The show begins on a stripped back stage, onto which are brought only those props, puppets and musical instruments that are required by the story. Then there are the meta-theatrical gags; such as blue-blooded suitor Patrizio asking the stage manager if there's time for one more kiss with his beloved Rapunzel.

In Annie Siddons's delightfully unhinged adaptation of the Grimms' tale, the evil emanates from a full-time herbalist, Mother Gothel (Wendy Seager on fine form), who dabbles in a bit of witchcraft on the side. Having raised the abandoned Rapunzel as her own, she promptly locks her up in a tower the moment that adolescence arrives.

What follows is a slightly insane, often picaresque adventure in which the rogue Ambrosi (a wonderfully funny performance from Peter Collins) is at least as heroic as Ewan Somers's sympathetic and tragic Patrizio.

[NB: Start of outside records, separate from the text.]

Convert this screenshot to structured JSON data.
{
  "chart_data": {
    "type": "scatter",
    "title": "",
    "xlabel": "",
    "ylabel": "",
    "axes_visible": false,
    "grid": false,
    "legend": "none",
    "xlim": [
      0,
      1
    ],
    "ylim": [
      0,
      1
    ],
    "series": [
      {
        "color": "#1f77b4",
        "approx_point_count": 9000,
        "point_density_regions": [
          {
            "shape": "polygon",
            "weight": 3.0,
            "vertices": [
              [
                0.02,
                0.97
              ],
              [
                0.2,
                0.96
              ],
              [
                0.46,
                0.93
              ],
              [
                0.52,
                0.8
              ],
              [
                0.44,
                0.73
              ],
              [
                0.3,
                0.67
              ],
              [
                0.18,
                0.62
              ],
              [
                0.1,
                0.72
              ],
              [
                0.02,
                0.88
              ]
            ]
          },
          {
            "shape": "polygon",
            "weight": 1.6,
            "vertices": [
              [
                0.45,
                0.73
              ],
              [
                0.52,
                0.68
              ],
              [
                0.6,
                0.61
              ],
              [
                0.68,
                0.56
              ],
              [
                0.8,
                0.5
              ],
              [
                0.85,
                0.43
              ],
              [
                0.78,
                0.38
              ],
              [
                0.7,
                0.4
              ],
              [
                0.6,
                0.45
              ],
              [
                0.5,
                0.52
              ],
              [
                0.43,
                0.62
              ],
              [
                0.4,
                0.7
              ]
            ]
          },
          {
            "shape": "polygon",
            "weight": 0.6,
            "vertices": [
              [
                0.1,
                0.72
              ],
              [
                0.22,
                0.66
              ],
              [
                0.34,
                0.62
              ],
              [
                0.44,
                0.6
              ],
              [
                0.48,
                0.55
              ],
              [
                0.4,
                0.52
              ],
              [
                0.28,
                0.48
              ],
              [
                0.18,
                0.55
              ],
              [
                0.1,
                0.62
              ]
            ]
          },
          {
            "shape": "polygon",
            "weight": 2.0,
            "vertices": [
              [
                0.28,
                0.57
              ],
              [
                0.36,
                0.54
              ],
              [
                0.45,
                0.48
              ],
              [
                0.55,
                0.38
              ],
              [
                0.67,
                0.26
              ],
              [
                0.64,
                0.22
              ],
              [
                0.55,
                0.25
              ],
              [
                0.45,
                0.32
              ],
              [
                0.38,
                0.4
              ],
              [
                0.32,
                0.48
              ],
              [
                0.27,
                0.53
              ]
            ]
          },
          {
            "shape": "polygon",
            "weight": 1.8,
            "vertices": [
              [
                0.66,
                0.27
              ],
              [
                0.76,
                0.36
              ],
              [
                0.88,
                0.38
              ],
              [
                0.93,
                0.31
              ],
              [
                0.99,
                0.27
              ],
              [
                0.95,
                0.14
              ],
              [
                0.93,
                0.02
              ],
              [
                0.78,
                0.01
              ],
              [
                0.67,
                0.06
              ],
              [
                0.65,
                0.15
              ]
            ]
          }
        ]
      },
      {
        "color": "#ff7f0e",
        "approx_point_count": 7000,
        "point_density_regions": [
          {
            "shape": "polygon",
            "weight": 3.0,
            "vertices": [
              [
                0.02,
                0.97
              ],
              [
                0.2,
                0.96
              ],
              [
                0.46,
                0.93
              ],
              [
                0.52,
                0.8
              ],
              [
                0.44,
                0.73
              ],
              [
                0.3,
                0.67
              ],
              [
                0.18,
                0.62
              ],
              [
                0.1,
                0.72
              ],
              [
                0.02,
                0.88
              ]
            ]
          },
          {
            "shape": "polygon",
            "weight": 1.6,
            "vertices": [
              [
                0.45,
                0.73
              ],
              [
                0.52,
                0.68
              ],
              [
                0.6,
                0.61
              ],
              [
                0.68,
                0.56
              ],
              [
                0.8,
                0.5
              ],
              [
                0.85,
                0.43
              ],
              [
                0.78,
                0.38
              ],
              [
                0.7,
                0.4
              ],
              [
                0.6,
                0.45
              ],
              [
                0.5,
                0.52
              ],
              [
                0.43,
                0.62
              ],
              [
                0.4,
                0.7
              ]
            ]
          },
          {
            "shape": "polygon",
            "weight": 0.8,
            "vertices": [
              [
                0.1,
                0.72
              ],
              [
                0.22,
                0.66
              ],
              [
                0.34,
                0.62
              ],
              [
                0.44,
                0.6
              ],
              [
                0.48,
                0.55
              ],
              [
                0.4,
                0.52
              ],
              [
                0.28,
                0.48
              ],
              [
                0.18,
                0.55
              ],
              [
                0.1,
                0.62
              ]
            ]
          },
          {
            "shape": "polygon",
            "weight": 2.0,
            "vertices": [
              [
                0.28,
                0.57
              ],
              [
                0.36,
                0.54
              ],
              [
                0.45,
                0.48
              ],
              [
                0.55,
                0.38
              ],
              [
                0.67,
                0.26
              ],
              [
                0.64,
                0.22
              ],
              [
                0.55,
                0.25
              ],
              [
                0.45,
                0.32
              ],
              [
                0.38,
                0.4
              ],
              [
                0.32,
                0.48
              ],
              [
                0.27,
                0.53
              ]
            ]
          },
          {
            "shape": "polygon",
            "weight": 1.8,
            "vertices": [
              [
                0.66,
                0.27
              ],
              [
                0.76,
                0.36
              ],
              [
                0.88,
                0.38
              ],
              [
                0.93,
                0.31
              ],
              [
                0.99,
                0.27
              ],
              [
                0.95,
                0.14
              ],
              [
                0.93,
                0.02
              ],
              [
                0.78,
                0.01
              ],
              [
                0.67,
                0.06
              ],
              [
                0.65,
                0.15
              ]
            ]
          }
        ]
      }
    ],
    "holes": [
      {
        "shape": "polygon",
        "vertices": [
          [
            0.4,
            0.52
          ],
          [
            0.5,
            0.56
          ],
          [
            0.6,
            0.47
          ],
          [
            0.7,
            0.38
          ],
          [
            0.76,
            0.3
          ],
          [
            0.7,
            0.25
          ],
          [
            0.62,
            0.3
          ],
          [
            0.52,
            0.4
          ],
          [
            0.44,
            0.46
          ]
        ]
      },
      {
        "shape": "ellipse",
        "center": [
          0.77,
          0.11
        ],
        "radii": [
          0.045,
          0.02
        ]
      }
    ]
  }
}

Audacious live rock music, played by superb musician Cat Myers and the universally excellent cast, is as bright and bold as the characterisations.

All of which would mean little without a great Rapunzel, and Kemp has one in the shape of acclaimed, young actress Jessica Hardwick. Endearingly rumbustious, Hardwick's heroine is hilarious in her unbridled passion for Patrizio (whose face seems in danger of being kissed off).

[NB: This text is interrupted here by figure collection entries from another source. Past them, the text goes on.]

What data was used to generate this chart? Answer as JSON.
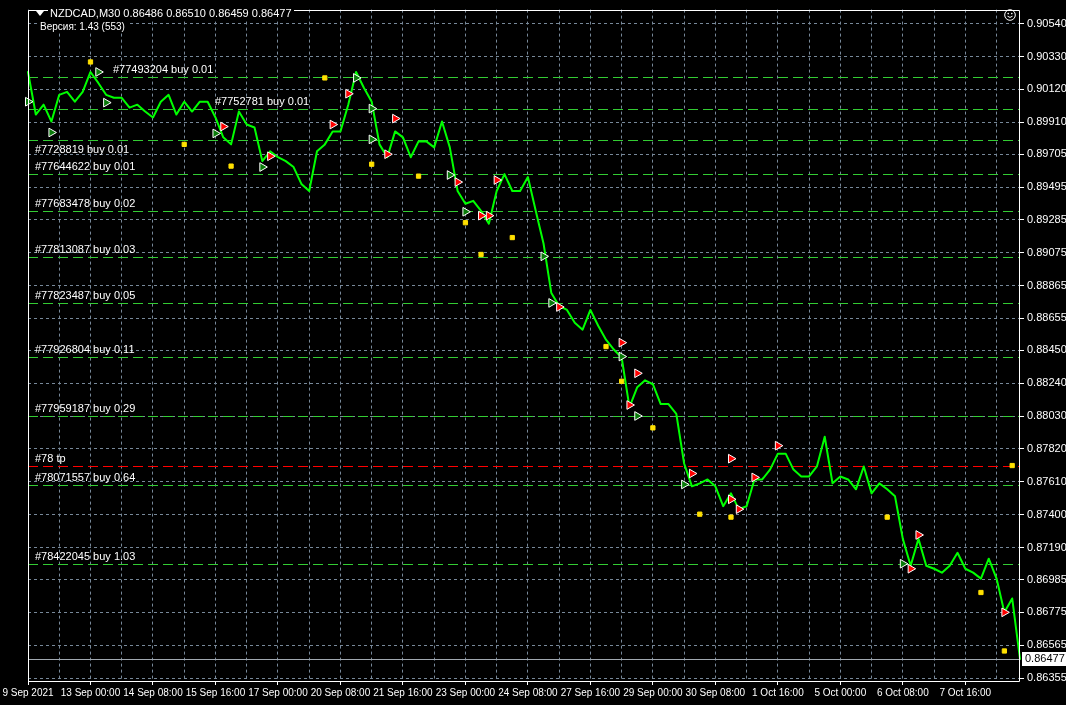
{
  "chart_data": {
    "type": "line",
    "title": "NZDCAD,M30 0.86486 0.86510 0.86459 0.86477",
    "subtitle": "Версия: 1.43 (553)",
    "categories": [
      "9 Sep 2021",
      null,
      null,
      null,
      null,
      null,
      null,
      null,
      "13 Sep 00:00",
      null,
      null,
      null,
      null,
      null,
      null,
      null,
      "14 Sep 08:00",
      null,
      null,
      null,
      null,
      null,
      null,
      null,
      "15 Sep 16:00",
      null,
      null,
      null,
      null,
      null,
      null,
      null,
      "17 Sep 00:00",
      null,
      null,
      null,
      null,
      null,
      null,
      null,
      "20 Sep 08:00",
      null,
      null,
      null,
      null,
      null,
      null,
      null,
      "21 Sep 16:00",
      null,
      null,
      null,
      null,
      null,
      null,
      null,
      "23 Sep 00:00",
      null,
      null,
      null,
      null,
      null,
      null,
      null,
      "24 Sep 08:00",
      null,
      null,
      null,
      null,
      null,
      null,
      null,
      "27 Sep 16:00",
      null,
      null,
      null,
      null,
      null,
      null,
      null,
      "29 Sep 00:00",
      null,
      null,
      null,
      null,
      null,
      null,
      null,
      "30 Sep 08:00",
      null,
      null,
      null,
      null,
      null,
      null,
      null,
      "1 Oct 16:00",
      null,
      null,
      null,
      null,
      null,
      null,
      null,
      "5 Oct 00:00",
      null,
      null,
      null,
      null,
      null,
      null,
      null,
      "6 Oct 08:00",
      null,
      null,
      null,
      null,
      null,
      null,
      null,
      "7 Oct 16:00",
      null,
      null,
      null,
      null,
      null,
      null,
      null
    ],
    "series": [
      {
        "type": "line",
        "color": "#00ff00",
        "marker": "none",
        "values": [
          0.90231,
          0.89959,
          0.90022,
          0.89914,
          0.90085,
          0.90104,
          0.90041,
          0.90104,
          0.90231,
          0.90161,
          0.90085,
          0.90066,
          0.90066,
          0.90003,
          0.90022,
          0.89978,
          0.8994,
          0.90041,
          0.90085,
          0.89959,
          0.90041,
          0.89978,
          0.90041,
          0.90041,
          0.8994,
          0.89813,
          0.89768,
          0.89978,
          0.89895,
          0.89876,
          0.89661,
          0.89724,
          0.89686,
          0.89661,
          0.89623,
          0.89515,
          0.8947,
          0.89724,
          0.89768,
          0.89851,
          0.89851,
          0.90022,
          0.90231,
          0.9013,
          0.90041,
          0.89768,
          0.89686,
          0.89851,
          0.89813,
          0.89686,
          0.89787,
          0.89787,
          0.89749,
          0.89914,
          0.89749,
          0.8947,
          0.89388,
          0.89407,
          0.89343,
          0.89261,
          0.8947,
          0.89578,
          0.8947,
          0.8947,
          0.89559,
          0.89343,
          0.89134,
          0.88817,
          0.88735,
          0.88709,
          0.88627,
          0.88583,
          0.88709,
          0.88608,
          0.88519,
          0.88456,
          0.88405,
          0.88088,
          0.88215,
          0.88259,
          0.88234,
          0.88107,
          0.88107,
          0.88044,
          0.87727,
          0.87581,
          0.876,
          0.87625,
          0.87581,
          0.87454,
          0.87536,
          0.87435,
          0.87454,
          0.87625,
          0.87625,
          0.87688,
          0.8779,
          0.8779,
          0.87688,
          0.87644,
          0.87644,
          0.87708,
          0.87898,
          0.876,
          0.87644,
          0.87625,
          0.87562,
          0.87708,
          0.87536,
          0.876,
          0.87562,
          0.87517,
          0.87245,
          0.87073,
          0.87245,
          0.87073,
          0.87054,
          0.87029,
          0.87073,
          0.87156,
          0.87054,
          0.87029,
          0.86991,
          0.87118,
          0.86991,
          0.86775,
          0.86864,
          0.86477
        ]
      },
      {
        "type": "scatter",
        "color": "#ffe000",
        "marker": "square",
        "values": [
          null,
          null,
          null,
          null,
          null,
          null,
          null,
          null,
          0.90295,
          null,
          null,
          null,
          null,
          null,
          null,
          null,
          null,
          null,
          null,
          null,
          0.89768,
          null,
          null,
          null,
          null,
          null,
          0.89629,
          null,
          null,
          null,
          null,
          null,
          null,
          null,
          null,
          null,
          null,
          null,
          0.90193,
          null,
          null,
          null,
          null,
          null,
          0.89641,
          null,
          null,
          null,
          null,
          null,
          0.89565,
          null,
          null,
          null,
          null,
          null,
          0.89267,
          null,
          0.89064,
          null,
          null,
          null,
          0.89172,
          null,
          null,
          null,
          null,
          null,
          null,
          null,
          null,
          null,
          null,
          null,
          0.88475,
          null,
          0.88253,
          null,
          null,
          null,
          0.87955,
          null,
          null,
          null,
          null,
          null,
          0.87403,
          null,
          null,
          null,
          0.87384,
          null,
          null,
          null,
          null,
          null,
          null,
          null,
          null,
          null,
          null,
          null,
          null,
          null,
          null,
          null,
          null,
          null,
          null,
          null,
          0.87384,
          null,
          null,
          null,
          null,
          null,
          null,
          null,
          null,
          null,
          null,
          null,
          0.86902,
          null,
          null,
          0.86528,
          0.87714,
          null
        ]
      },
      {
        "type": "scatter",
        "color": "#0a7a0a",
        "marker": "triangle",
        "values": [
          0.90041,
          null,
          null,
          0.89844,
          null,
          null,
          null,
          null,
          null,
          0.90231,
          0.90035,
          null,
          null,
          null,
          null,
          null,
          null,
          null,
          null,
          null,
          null,
          null,
          null,
          null,
          0.89838,
          null,
          null,
          null,
          null,
          null,
          0.89623,
          null,
          null,
          null,
          null,
          null,
          null,
          null,
          null,
          null,
          null,
          null,
          0.90193,
          null,
          0.89997,
          null,
          null,
          null,
          null,
          null,
          null,
          null,
          null,
          null,
          0.89572,
          null,
          0.89337,
          null,
          null,
          null,
          null,
          null,
          null,
          null,
          null,
          null,
          0.89052,
          0.88754,
          null,
          null,
          null,
          null,
          null,
          null,
          null,
          null,
          0.88411,
          null,
          0.88031,
          null,
          null,
          null,
          null,
          null,
          0.87593,
          null,
          null,
          null,
          null,
          null,
          null,
          null,
          null,
          null,
          null,
          null,
          null,
          null,
          null,
          null,
          null,
          null,
          null,
          null,
          null,
          null,
          null,
          null,
          null,
          null,
          null,
          null,
          0.87086,
          null,
          null,
          null,
          null,
          null,
          null,
          null,
          null,
          null,
          null,
          null,
          null,
          null,
          null,
          null
        ]
      },
      {
        "type": "scatter",
        "color": "#0a7a0a",
        "marker": "triangle",
        "values": [
          null,
          null,
          null,
          null,
          null,
          null,
          null,
          null,
          null,
          null,
          null,
          null,
          null,
          null,
          null,
          null,
          null,
          null,
          null,
          null,
          null,
          null,
          null,
          null,
          null,
          null,
          null,
          null,
          null,
          null,
          null,
          null,
          null,
          null,
          null,
          null,
          null,
          null,
          null,
          null,
          null,
          null,
          null,
          null,
          0.898,
          null,
          null,
          null,
          null,
          null,
          null,
          null,
          null,
          null,
          null,
          null,
          null,
          null,
          null,
          null,
          null,
          null,
          null,
          null,
          null,
          null,
          null,
          null,
          null,
          null,
          null,
          null,
          null,
          null,
          null,
          null,
          null,
          null,
          null,
          null,
          null,
          null,
          null,
          null,
          null,
          null,
          null,
          null,
          null,
          null,
          null,
          null,
          null,
          null,
          null,
          null,
          null,
          null,
          null,
          null,
          null,
          null,
          null,
          null,
          null,
          null,
          null,
          null,
          null,
          null,
          null,
          null,
          null,
          null,
          null,
          null,
          null,
          null,
          null,
          null,
          null,
          null,
          null,
          null,
          null,
          null,
          null,
          null
        ]
      },
      {
        "type": "scatter",
        "color": "#ff0000",
        "marker": "triangle",
        "values": [
          null,
          null,
          null,
          null,
          null,
          null,
          null,
          null,
          null,
          null,
          null,
          null,
          null,
          null,
          null,
          null,
          null,
          null,
          null,
          null,
          null,
          null,
          null,
          null,
          null,
          0.89882,
          null,
          null,
          null,
          null,
          null,
          0.89692,
          null,
          null,
          null,
          null,
          null,
          null,
          null,
          0.89895,
          null,
          0.90092,
          null,
          null,
          null,
          null,
          0.89705,
          0.89933,
          null,
          null,
          null,
          null,
          null,
          null,
          null,
          0.89527,
          null,
          null,
          0.89312,
          0.89312,
          0.8954,
          null,
          null,
          null,
          null,
          null,
          null,
          null,
          0.88728,
          null,
          null,
          null,
          null,
          null,
          null,
          null,
          0.885,
          0.88101,
          0.88304,
          null,
          null,
          null,
          null,
          null,
          null,
          0.87663,
          null,
          null,
          null,
          null,
          0.87498,
          0.87435,
          null,
          0.87638,
          null,
          null,
          0.87841,
          null,
          null,
          null,
          null,
          null,
          null,
          null,
          null,
          null,
          null,
          null,
          null,
          null,
          null,
          null,
          null,
          0.87054,
          0.8727,
          null,
          null,
          null,
          null,
          null,
          null,
          null,
          null,
          null,
          null,
          0.86775,
          null,
          null
        ]
      },
      {
        "type": "scatter",
        "color": "#ff0000",
        "marker": "triangle",
        "values": [
          null,
          null,
          null,
          null,
          null,
          null,
          null,
          null,
          null,
          null,
          null,
          null,
          null,
          null,
          null,
          null,
          null,
          null,
          null,
          null,
          null,
          null,
          null,
          null,
          null,
          null,
          null,
          null,
          null,
          null,
          null,
          null,
          null,
          null,
          null,
          null,
          null,
          null,
          null,
          null,
          null,
          null,
          null,
          null,
          null,
          null,
          null,
          null,
          null,
          null,
          null,
          null,
          null,
          null,
          null,
          null,
          null,
          null,
          null,
          null,
          null,
          null,
          null,
          null,
          null,
          null,
          null,
          null,
          null,
          null,
          null,
          null,
          null,
          null,
          null,
          null,
          null,
          null,
          null,
          null,
          null,
          null,
          null,
          null,
          null,
          null,
          null,
          null,
          null,
          null,
          0.87758,
          null,
          null,
          null,
          null,
          null,
          null,
          null,
          null,
          null,
          null,
          null,
          null,
          null,
          null,
          null,
          null,
          null,
          null,
          null,
          null,
          null,
          null,
          null,
          null,
          null,
          null,
          null,
          null,
          null,
          null,
          null,
          null,
          null,
          null,
          null,
          null,
          null
        ]
      }
    ],
    "ylim": [
      0.86336,
      0.9063
    ],
    "yticks": [
      {
        "value": 0.9054,
        "label": "0.90540"
      },
      {
        "value": 0.9033,
        "label": "0.90330"
      },
      {
        "value": 0.9012,
        "label": "0.90120"
      },
      {
        "value": 0.8991,
        "label": "0.89910"
      },
      0.89705,
      0.89495,
      0.89285,
      0.89075,
      0.88865,
      0.88655,
      {
        "value": 0.8845,
        "label": "0.88450"
      },
      {
        "value": 0.8824,
        "label": "0.88240"
      },
      {
        "value": 0.8803,
        "label": "0.88030"
      },
      {
        "value": 0.8782,
        "label": "0.87820"
      },
      {
        "value": 0.8761,
        "label": "0.87610"
      },
      {
        "value": 0.874,
        "label": "0.87400"
      },
      {
        "value": 0.8719,
        "label": "0.87190"
      },
      0.86985,
      0.86775,
      0.86565,
      0.86355
    ],
    "grid": true,
    "ref_lines": [
      {
        "axis": "y",
        "value": 0.90198,
        "label": "#77493204 buy 0.01",
        "color": "#33cc33",
        "line_style": "dashed"
      },
      {
        "axis": "y",
        "value": 0.89995,
        "label": "#7752781 buy 0.01",
        "color": "#33cc33",
        "line_style": "dashed"
      },
      {
        "axis": "y",
        "value": 0.89796,
        "label": "#7728819 buy 0.01",
        "color": "#33cc33",
        "line_style": "dashed"
      },
      {
        "axis": "y",
        "value": 0.89576,
        "label": "#77644622 buy 0.01",
        "color": "#33cc33",
        "line_style": "dashed"
      },
      {
        "axis": "y",
        "value": 0.89342,
        "label": "#77683478 buy 0.02",
        "color": "#33cc33",
        "line_style": "dashed"
      },
      {
        "axis": "y",
        "value": 0.8905,
        "label": "#77813087 buy 0.03",
        "color": "#33cc33",
        "line_style": "dashed"
      },
      {
        "axis": "y",
        "value": 0.88752,
        "label": "#77823487 buy 0.05",
        "color": "#33cc33",
        "line_style": "dashed"
      },
      {
        "axis": "y",
        "value": 0.8841,
        "label": "#77926804 buy 0.11",
        "color": "#33cc33",
        "line_style": "dashed"
      },
      {
        "axis": "y",
        "value": 0.88029,
        "label": "#77959187 buy 0.29",
        "color": "#33cc33",
        "line_style": "dashed"
      },
      {
        "axis": "y",
        "value": 0.87714,
        "label": "#78 tp",
        "color": "#ff0000",
        "line_style": "dashed"
      },
      {
        "axis": "y",
        "value": 0.87592,
        "label": "#78071557 buy 0.64",
        "color": "#33cc33",
        "line_style": "dashed"
      },
      {
        "axis": "y",
        "value": 0.87084,
        "label": "#78422045 buy 1.03",
        "color": "#33cc33",
        "line_style": "dashed"
      },
      {
        "axis": "y",
        "value": 0.86477,
        "label": "0.86477",
        "color": "#a0a8b0",
        "line_style": "solid"
      }
    ]
  }
}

However, she is also tremendously empathetic, taking us with her in the play's bleaker moments, when Patrizio searches for his love in darkness.

Daring, extremely funny, unafraid of the cruelty in the Grimms' story, and quite unique in its theatrical approach, this is a family production worth climbing a tower for.

Alternatively, if you're not taking children with you, Edinburgh's Traverse Theatre has established itself as the place to go for live drama aimed at adults during the Christmas season. This year's offering, Tracks Of The Winter Bear, pretends to be a two-act play with two distinct writers. What it is, in fact, is a double bill of two very distinct short plays.

The first, written by Stephen Greenhorn and directed by Zinnie Harris, is a moving story of a working-class, lesbian couple from Edinburgh who have been separated by illness. Although it shifts back-and-forth in time as if it were an early Tarantino movie, River City creator Greenhorn's writing rarely strays from soap opera-style naturalism.

There is a powerful, uncomprehending sadness in Deborah Arnott's playing of Shula (the lover who is left behind). Her encounters with would-be Samaritans who, ultimately, reconfirm her solitude are painfully realistic.

The second playlet, by Rona Munro (author of the acclaimed play Iron and the opinion-splitting James Plays) and directed by Orla O'Loughlin, is a darkly comic affair. A dodgy Winter Wonderland theme park in northern Scotland is plunged into crisis when its polar bear escapes.

The bear (a lovely performance from Caroline Deyga) can talk, both in its own voice and those of the people it has eaten. Its encounter with Jackie, the Wonderland's newly unemployed Mrs Claus (the ever-fantastic Kathryn Howden), becomes a journey into Jackie's soul.

Ending, poignantly, back on the streets of an Edinburgh housing scheme, and, like Greenhorn's piece, blessed by beautifully simple set and lighting designs (by Kai Fischer and Simon Wilkinson), Munro's mini-play is an emotive and highly original piece of alternative Christmas theatre.